M: Everyone was kind of panicky. And I remember I was with Mum and she was a bit panicky.
K: Yeah. Because there were vulnerably housed people who had been told by their landlord that we were trying to make them homeless. As we arrived they were shouting and swearing and waving placards; they told us later they had been bussed in by the landlord and given cider and fee-waivers to take part. I managed to get both sides quiet long enough to talk about the difference between ‘Pax Britannica,’ [the fake type of peace-through-force] which Haven Homes used to frighten people into not speaking out, and ‘Pax Christi,’ which is peace founded on justice and repaired relationships. Then I said, “Peace be with you!” and dozens replied, “And also with you,” and they respectfully shared the peace, shaking hands, hugging, healing the temporary divide, and uniting against the landlord.
M: Yeah, I remember that when we did the hugging and sharing the peace it went from being shouty to being peaceful.
K: And did you make the connection between that and what we do in Church?
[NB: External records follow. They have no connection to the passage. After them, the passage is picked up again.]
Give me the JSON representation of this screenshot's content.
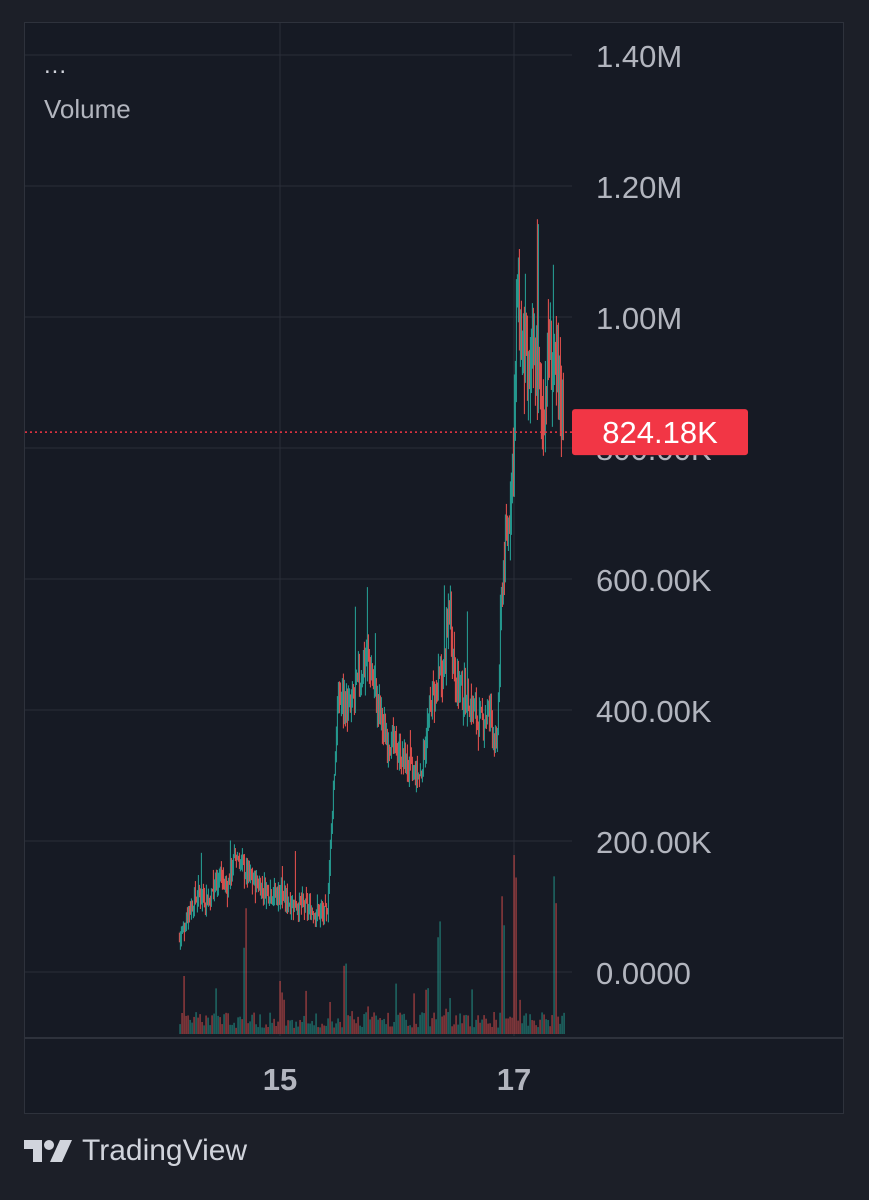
{
  "legend": {
    "menu": "...",
    "series_label": "Volume"
  },
  "brand": {
    "name": "TradingView",
    "logo": "tradingview-logo"
  },
  "colors": {
    "background": "#161a24",
    "grid": "#2a2e39",
    "up": "#26a69a",
    "down": "#ef5350",
    "last_price_bg": "#f23645",
    "axis_text": "#b2b5be"
  },
  "chart_data": {
    "type": "candlestick",
    "title": "",
    "xlabel": "",
    "ylabel": "",
    "ylim": [
      -100000,
      1400000
    ],
    "y_ticks": [
      {
        "value": 1400000,
        "label": "1.40M"
      },
      {
        "value": 1200000,
        "label": "1.20M"
      },
      {
        "value": 1000000,
        "label": "1.00M"
      },
      {
        "value": 800000,
        "label": "800.00K"
      },
      {
        "value": 600000,
        "label": "600.00K"
      },
      {
        "value": 400000,
        "label": "400.00K"
      },
      {
        "value": 200000,
        "label": "200.00K"
      },
      {
        "value": 0,
        "label": "0.0000"
      }
    ],
    "x_ticks": [
      {
        "value": 15,
        "label": "15"
      },
      {
        "value": 17,
        "label": "17"
      }
    ],
    "last_price": {
      "value": 824180,
      "label": "824.18K"
    },
    "price_path": [
      [
        14.14,
        50000
      ],
      [
        14.22,
        95000
      ],
      [
        14.3,
        120000
      ],
      [
        14.4,
        110000
      ],
      [
        14.48,
        150000
      ],
      [
        14.55,
        130000
      ],
      [
        14.62,
        180000
      ],
      [
        14.68,
        160000
      ],
      [
        14.75,
        140000
      ],
      [
        14.85,
        130000
      ],
      [
        14.95,
        120000
      ],
      [
        15.05,
        110000
      ],
      [
        15.2,
        100000
      ],
      [
        15.4,
        85000
      ],
      [
        15.45,
        260000
      ],
      [
        15.5,
        420000
      ],
      [
        15.6,
        400000
      ],
      [
        15.7,
        460000
      ],
      [
        15.75,
        480000
      ],
      [
        15.82,
        420000
      ],
      [
        15.9,
        360000
      ],
      [
        16.0,
        340000
      ],
      [
        16.1,
        310000
      ],
      [
        16.2,
        300000
      ],
      [
        16.3,
        420000
      ],
      [
        16.4,
        460000
      ],
      [
        16.45,
        560000
      ],
      [
        16.5,
        440000
      ],
      [
        16.6,
        420000
      ],
      [
        16.7,
        380000
      ],
      [
        16.8,
        400000
      ],
      [
        16.85,
        330000
      ],
      [
        16.9,
        600000
      ],
      [
        16.95,
        680000
      ],
      [
        17.0,
        820000
      ],
      [
        17.03,
        1050000
      ],
      [
        17.06,
        960000
      ],
      [
        17.12,
        900000
      ],
      [
        17.18,
        930000
      ],
      [
        17.25,
        850000
      ],
      [
        17.3,
        960000
      ],
      [
        17.35,
        900000
      ],
      [
        17.4,
        880000
      ],
      [
        17.42,
        850000
      ]
    ],
    "volume_peaks": [
      {
        "x": 14.7,
        "value": 0.6
      },
      {
        "x": 15.0,
        "value": 0.3
      },
      {
        "x": 15.55,
        "value": 0.5
      },
      {
        "x": 16.35,
        "value": 0.6
      },
      {
        "x": 16.9,
        "value": 0.8
      },
      {
        "x": 17.0,
        "value": 1.0
      },
      {
        "x": 17.35,
        "value": 0.85
      }
    ]
  }
}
M: Yes, but I didn’t think it was strange or normal because I was young so whatever you do is just what you do, you don’t have much of a sense of what is ‘normal’ when you’re young, you don’t know what’s going to happen and you don’t know if it’s what normally happens. You just go along with it.
We changed both the meaning of ‘sharing the peace’ and the power relationship in the protest. And we won! The housing provider was forced to fix up the flats/apartments, the mayor put an enquiry in place, and they built on that for further meaningful wins.
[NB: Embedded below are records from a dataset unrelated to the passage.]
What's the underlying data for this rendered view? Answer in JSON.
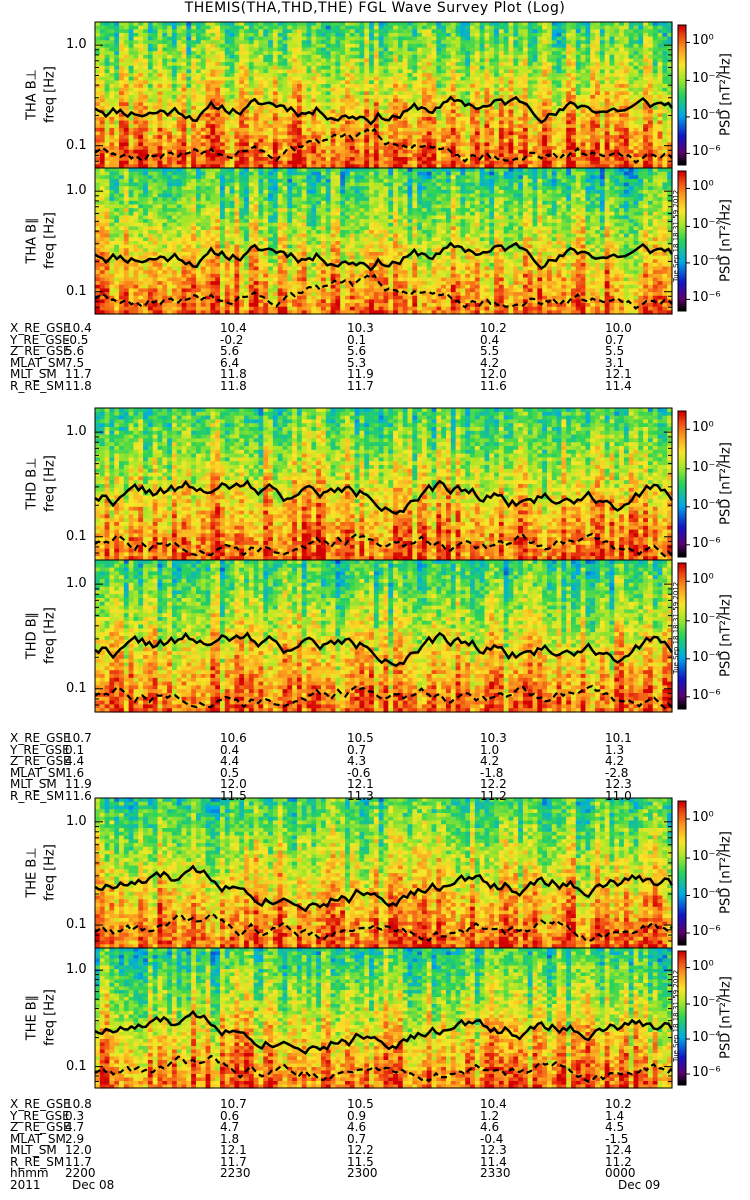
{
  "title": "THEMIS(THA,THD,THE) FGL Wave Survey Plot (Log)",
  "colors": {
    "line": "#000000",
    "background": "#ffffff"
  },
  "colorbar": {
    "title": "PSD [nT²/Hz]",
    "ticks": [
      "10⁰",
      "10⁻²",
      "10⁻⁴",
      "10⁻⁶"
    ]
  },
  "yticks": [
    "1.0",
    "0.1"
  ],
  "ylabel_freq": "freq [Hz]",
  "stamp": "Tue Sep 18 18:31:59 2012",
  "chart_data": [
    {
      "type": "heatmap",
      "probe": "THA",
      "component": "B⊥",
      "label": "THA B⊥",
      "ylabel": "freq [Hz]",
      "yscale": "log",
      "ylim": [
        0.06,
        1.7
      ],
      "zlim": [
        1e-07,
        10
      ],
      "x_range": [
        "2200",
        "0000"
      ]
    },
    {
      "type": "heatmap",
      "probe": "THA",
      "component": "B∥",
      "label": "THA B∥",
      "ylabel": "freq [Hz]",
      "yscale": "log",
      "ylim": [
        0.06,
        1.7
      ],
      "zlim": [
        1e-07,
        10
      ],
      "x_range": [
        "2200",
        "0000"
      ]
    },
    {
      "type": "heatmap",
      "probe": "THD",
      "component": "B⊥",
      "label": "THD B⊥",
      "ylabel": "freq [Hz]",
      "yscale": "log",
      "ylim": [
        0.06,
        1.7
      ],
      "zlim": [
        1e-07,
        10
      ],
      "x_range": [
        "2200",
        "0000"
      ]
    },
    {
      "type": "heatmap",
      "probe": "THD",
      "component": "B∥",
      "label": "THD B∥",
      "ylabel": "freq [Hz]",
      "yscale": "log",
      "ylim": [
        0.06,
        1.7
      ],
      "zlim": [
        1e-07,
        10
      ],
      "x_range": [
        "2200",
        "0000"
      ]
    },
    {
      "type": "heatmap",
      "probe": "THE",
      "component": "B⊥",
      "label": "THE B⊥",
      "ylabel": "freq [Hz]",
      "yscale": "log",
      "ylim": [
        0.06,
        1.7
      ],
      "zlim": [
        1e-07,
        10
      ],
      "x_range": [
        "2200",
        "0000"
      ]
    },
    {
      "type": "heatmap",
      "probe": "THE",
      "component": "B∥",
      "label": "THE B∥",
      "ylabel": "freq [Hz]",
      "yscale": "log",
      "ylim": [
        0.06,
        1.7
      ],
      "zlim": [
        1e-07,
        10
      ],
      "x_range": [
        "2200",
        "0000"
      ]
    }
  ],
  "ephemeris": [
    {
      "probe": "THA",
      "rows": [
        {
          "label": "X_RE_GSE",
          "values": [
            "10.4",
            "10.4",
            "10.3",
            "10.2",
            "10.0"
          ]
        },
        {
          "label": "Y_RE_GSE",
          "values": [
            "-0.5",
            "-0.2",
            "0.1",
            "0.4",
            "0.7"
          ]
        },
        {
          "label": "Z_RE_GSE",
          "values": [
            "5.6",
            "5.6",
            "5.6",
            "5.5",
            "5.5"
          ]
        },
        {
          "label": "MLAT_SM",
          "values": [
            "7.5",
            "6.4",
            "5.3",
            "4.2",
            "3.1"
          ]
        },
        {
          "label": "MLT_SM",
          "values": [
            "11.7",
            "11.8",
            "11.9",
            "12.0",
            "12.1"
          ]
        },
        {
          "label": "R_RE_SM",
          "values": [
            "11.8",
            "11.8",
            "11.7",
            "11.6",
            "11.4"
          ]
        }
      ]
    },
    {
      "probe": "THD",
      "rows": [
        {
          "label": "X_RE_GSE",
          "values": [
            "10.7",
            "10.6",
            "10.5",
            "10.3",
            "10.1"
          ]
        },
        {
          "label": "Y_RE_GSE",
          "values": [
            "0.1",
            "0.4",
            "0.7",
            "1.0",
            "1.3"
          ]
        },
        {
          "label": "Z_RE_GSE",
          "values": [
            "4.4",
            "4.4",
            "4.3",
            "4.2",
            "4.2"
          ]
        },
        {
          "label": "MLAT_SM",
          "values": [
            "1.6",
            "0.5",
            "-0.6",
            "-1.8",
            "-2.8"
          ]
        },
        {
          "label": "MLT_SM",
          "values": [
            "11.9",
            "12.0",
            "12.1",
            "12.2",
            "12.3"
          ]
        },
        {
          "label": "R_RE_SM",
          "values": [
            "11.6",
            "11.5",
            "11.3",
            "11.2",
            "11.0"
          ]
        }
      ]
    },
    {
      "probe": "THE",
      "rows": [
        {
          "label": "X_RE_GSE",
          "values": [
            "10.8",
            "10.7",
            "10.5",
            "10.4",
            "10.2"
          ]
        },
        {
          "label": "Y_RE_GSE",
          "values": [
            "0.3",
            "0.6",
            "0.9",
            "1.2",
            "1.4"
          ]
        },
        {
          "label": "Z_RE_GSE",
          "values": [
            "4.7",
            "4.7",
            "4.6",
            "4.6",
            "4.5"
          ]
        },
        {
          "label": "MLAT_SM",
          "values": [
            "2.9",
            "1.8",
            "0.7",
            "-0.4",
            "-1.5"
          ]
        },
        {
          "label": "MLT_SM",
          "values": [
            "12.0",
            "12.1",
            "12.2",
            "12.3",
            "12.4"
          ]
        },
        {
          "label": "R_RE_SM",
          "values": [
            "11.7",
            "11.7",
            "11.5",
            "11.4",
            "11.2"
          ]
        },
        {
          "label": "hhmm",
          "values": [
            "2200",
            "2230",
            "2300",
            "2330",
            "0000"
          ]
        }
      ]
    }
  ],
  "date_row": {
    "year": "2011",
    "start": "Dec 08",
    "end": "Dec 09"
  }
}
If you wanted to explain the difference between ‘Pax Romana’ and ‘Pax Christi’ to a child out of context, you would have a major challenge on your hands. But give children (and for that matter adults) a real substantive context in which to do their public faith, and we all grasp profound theological truths about what peace means in the Christian tradition and the way it is bound up with justice and restoring relationships rather than domination and the silencing of dissent. As a family, we live in a house where there is plenty of dissent, but it rarely disturbs the peace. But when I try to silence them—in one of my many clever ways—they recognise it for what it is— ‘Pax Romana’!